The gist is that any number # of ~1 HD figures can combine their attacks into one like a # HD figure; for example, 4 orcs can combine their forces and attack like a 4 HD figure. This relies upon a # HD figure adding # to attack and damage, so our 4 orcs fighting like Voltron add +4 to attack and damage.
I fell out of love with this subsystem because although it condensed multiple figures into one unit, the rules themselves felt more arbitrary like they were still holding onto awkward D&D conventions. I don't like adding the same number to attack and damage, especially when that number eventually overpowers the random factors in both rolls.
In FMC Basic, I sort of side-stepped this specific question in favor of demonstrating a more general approach to OD&D (especially: one where characters are strictly instances of 'class definitions', having no statistical variation, making it very easy to pick up and play—in view of an arcade approach to playing the game, so I can justify saying "I'm a fighter with 5 hit points" without elaborating). Like, this booklet is straight up how I play OD&D FLAILSNAILS.
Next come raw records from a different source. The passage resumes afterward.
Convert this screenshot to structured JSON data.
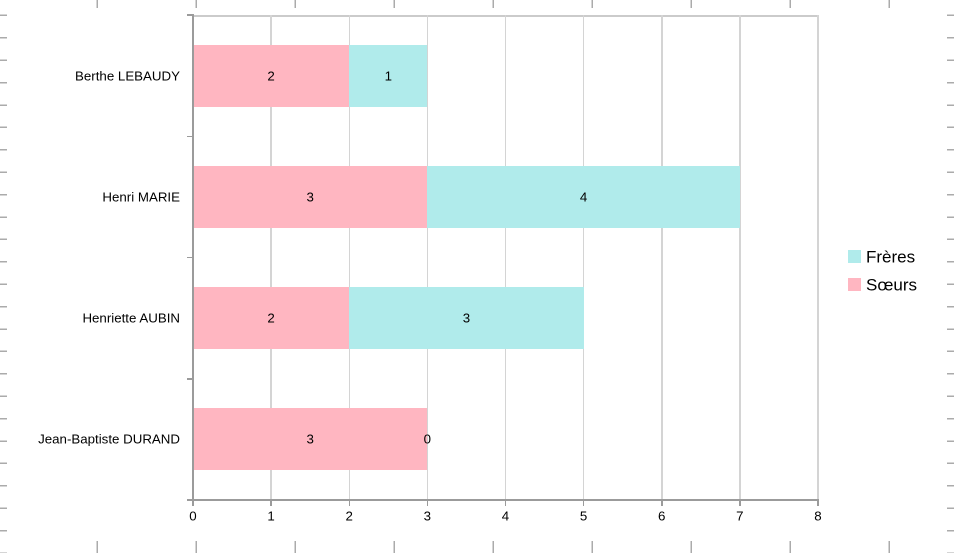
{
  "chart_data": {
    "type": "bar",
    "orientation": "horizontal",
    "stacked": true,
    "title": "",
    "xlabel": "",
    "ylabel": "",
    "categories": [
      "Berthe LEBAUDY",
      "Henri MARIE",
      "Henriette AUBIN",
      "Jean-Baptiste DURAND"
    ],
    "series": [
      {
        "name": "Sœurs",
        "color": "#ffb6c1",
        "values": [
          2,
          3,
          2,
          3
        ]
      },
      {
        "name": "Frères",
        "color": "#b0ebeb",
        "values": [
          1,
          4,
          3,
          0
        ]
      }
    ],
    "xlim": [
      0,
      8
    ],
    "xticks": [
      "0",
      "1",
      "2",
      "3",
      "4",
      "5",
      "6",
      "7",
      "8"
    ],
    "grid": "vertical-major",
    "data_labels": true,
    "legend": {
      "position": "right",
      "items": [
        {
          "label": "Frères",
          "color": "#b0ebeb"
        },
        {
          "label": "Sœurs",
          "color": "#ffb6c1"
        }
      ]
    }
  }
}
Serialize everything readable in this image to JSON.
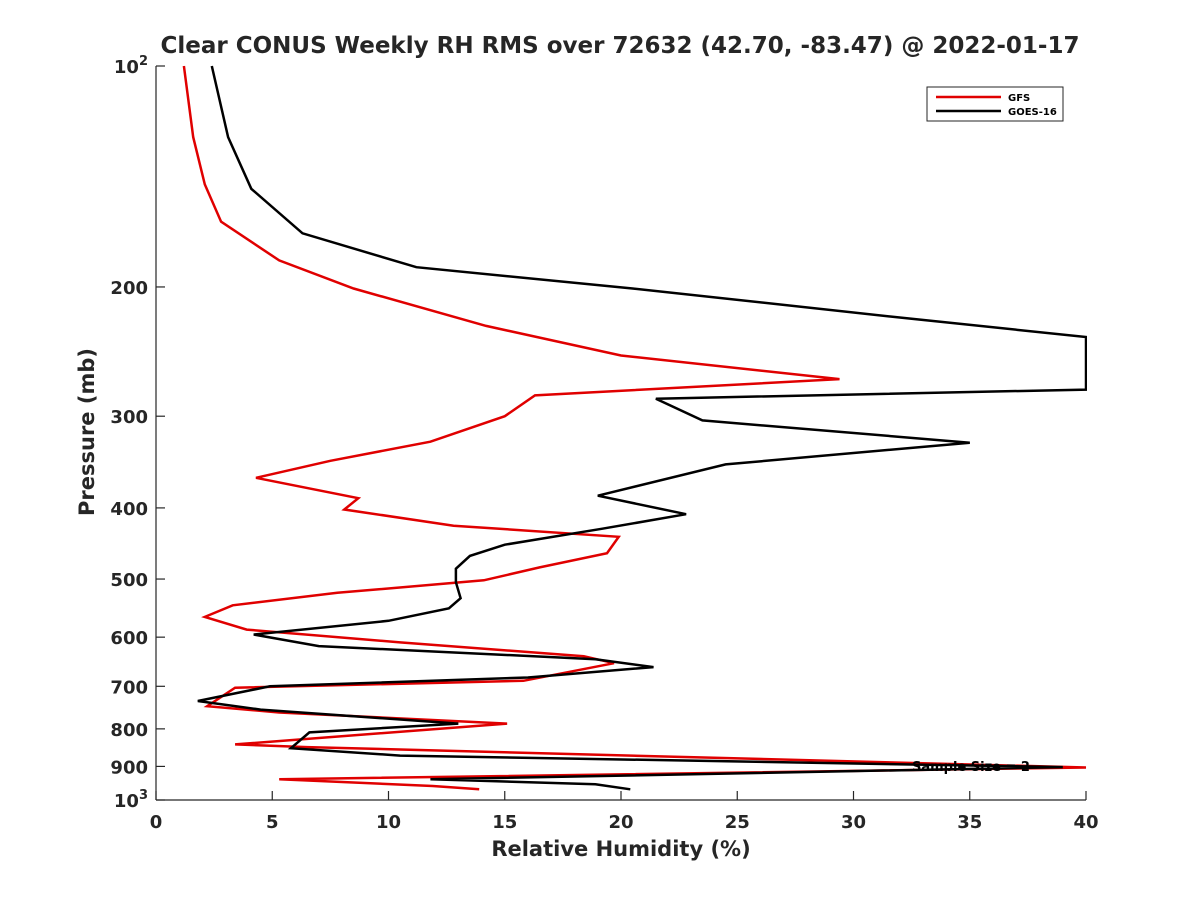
{
  "chart_data": {
    "type": "line",
    "title": "Clear CONUS Weekly RH RMS over 72632 (42.70, -83.47) @ 2022-01-17",
    "xlabel": "Relative Humidity (%)",
    "ylabel": "Pressure (mb)",
    "xlim": [
      0,
      40
    ],
    "ylim": [
      100,
      1000
    ],
    "y_scale": "log",
    "y_reversed": true,
    "x_ticks": [
      "0",
      "5",
      "10",
      "15",
      "20",
      "25",
      "30",
      "35",
      "40"
    ],
    "x_tick_values": [
      0,
      5,
      10,
      15,
      20,
      25,
      30,
      35,
      40
    ],
    "y_ticks": [
      {
        "value": 100,
        "base": "10",
        "exp": "2"
      },
      {
        "value": 200,
        "base": "200",
        "exp": ""
      },
      {
        "value": 300,
        "base": "300",
        "exp": ""
      },
      {
        "value": 400,
        "base": "400",
        "exp": ""
      },
      {
        "value": 500,
        "base": "500",
        "exp": ""
      },
      {
        "value": 600,
        "base": "600",
        "exp": ""
      },
      {
        "value": 700,
        "base": "700",
        "exp": ""
      },
      {
        "value": 800,
        "base": "800",
        "exp": ""
      },
      {
        "value": 900,
        "base": "900",
        "exp": ""
      },
      {
        "value": 1000,
        "base": "10",
        "exp": "3"
      }
    ],
    "grid": false,
    "legend_position": "top-right",
    "annotation": "Sample Size = 2",
    "series": [
      {
        "name": "GFS",
        "color": "#e00000",
        "points": [
          [
            1.2,
            100
          ],
          [
            1.6,
            125
          ],
          [
            2.1,
            145
          ],
          [
            2.8,
            163
          ],
          [
            5.3,
            184
          ],
          [
            8.5,
            201
          ],
          [
            14.2,
            226
          ],
          [
            20.0,
            248
          ],
          [
            29.4,
            267
          ],
          [
            16.3,
            281
          ],
          [
            15.0,
            300
          ],
          [
            11.8,
            325
          ],
          [
            7.5,
            345
          ],
          [
            4.3,
            364
          ],
          [
            8.7,
            388
          ],
          [
            8.1,
            402
          ],
          [
            12.8,
            423
          ],
          [
            19.9,
            438
          ],
          [
            19.4,
            461
          ],
          [
            16.5,
            482
          ],
          [
            14.1,
            502
          ],
          [
            7.8,
            522
          ],
          [
            3.3,
            543
          ],
          [
            2.1,
            563
          ],
          [
            3.9,
            586
          ],
          [
            10.5,
            610
          ],
          [
            18.4,
            637
          ],
          [
            19.7,
            651
          ],
          [
            15.8,
            688
          ],
          [
            3.4,
            703
          ],
          [
            2.2,
            745
          ],
          [
            5.3,
            760
          ],
          [
            15.1,
            787
          ],
          [
            3.4,
            840
          ],
          [
            6.5,
            847
          ],
          [
            40.0,
            903
          ],
          [
            5.3,
            937
          ],
          [
            11.9,
            957
          ],
          [
            13.9,
            967
          ]
        ]
      },
      {
        "name": "GOES-16",
        "color": "#000000",
        "points": [
          [
            2.4,
            100
          ],
          [
            3.1,
            125
          ],
          [
            4.1,
            147
          ],
          [
            6.3,
            169
          ],
          [
            11.2,
            188
          ],
          [
            20.5,
            201
          ],
          [
            32.5,
            221
          ],
          [
            40.0,
            234
          ],
          [
            40.0,
            276
          ],
          [
            21.5,
            284
          ],
          [
            23.5,
            304
          ],
          [
            35.0,
            326
          ],
          [
            24.5,
            349
          ],
          [
            19.0,
            385
          ],
          [
            22.8,
            408
          ],
          [
            19.2,
            427
          ],
          [
            15.0,
            449
          ],
          [
            13.5,
            465
          ],
          [
            12.9,
            484
          ],
          [
            12.9,
            505
          ],
          [
            13.1,
            531
          ],
          [
            12.6,
            548
          ],
          [
            10.0,
            570
          ],
          [
            4.2,
            595
          ],
          [
            7.0,
            617
          ],
          [
            18.9,
            643
          ],
          [
            21.4,
            659
          ],
          [
            16.0,
            681
          ],
          [
            4.9,
            700
          ],
          [
            1.8,
            733
          ],
          [
            4.5,
            753
          ],
          [
            13.0,
            787
          ],
          [
            6.6,
            809
          ],
          [
            5.8,
            850
          ],
          [
            10.5,
            870
          ],
          [
            39.0,
            902
          ],
          [
            11.8,
            937
          ],
          [
            18.9,
            952
          ],
          [
            20.4,
            967
          ]
        ]
      }
    ]
  }
}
What if I were running OD&D, rather than playing it? I would be tempted to basically handle it like Into the Odd, except using a scheme more similar to bog standard D&D, as per my simple monsters post. Players (typically) get d6 damage dice, monsters get dice from d4 to d12, and armor is from –0 to –3. That way, group attacks can be handled as straightforward dice pools without there being a multi-step procedure to resolve any of the minutia.
But that feels like a harder sell, when like I said this is ultimately for me to justify calling out a character rather than going through the motions about it. The problem is that, at least in our modern context, a rulebook is something you either take wholesale or not at all, rather than a set of related but not strictly attached guidelines. If FMC Basic were a set of possible games rather than a game, it would be a lot harder to say "This is how I want to handle my character."
I think this is the point at which the rulebook medium is insufficient for my needs, and honestly that's alright with me. Mostly here to vibe anyway.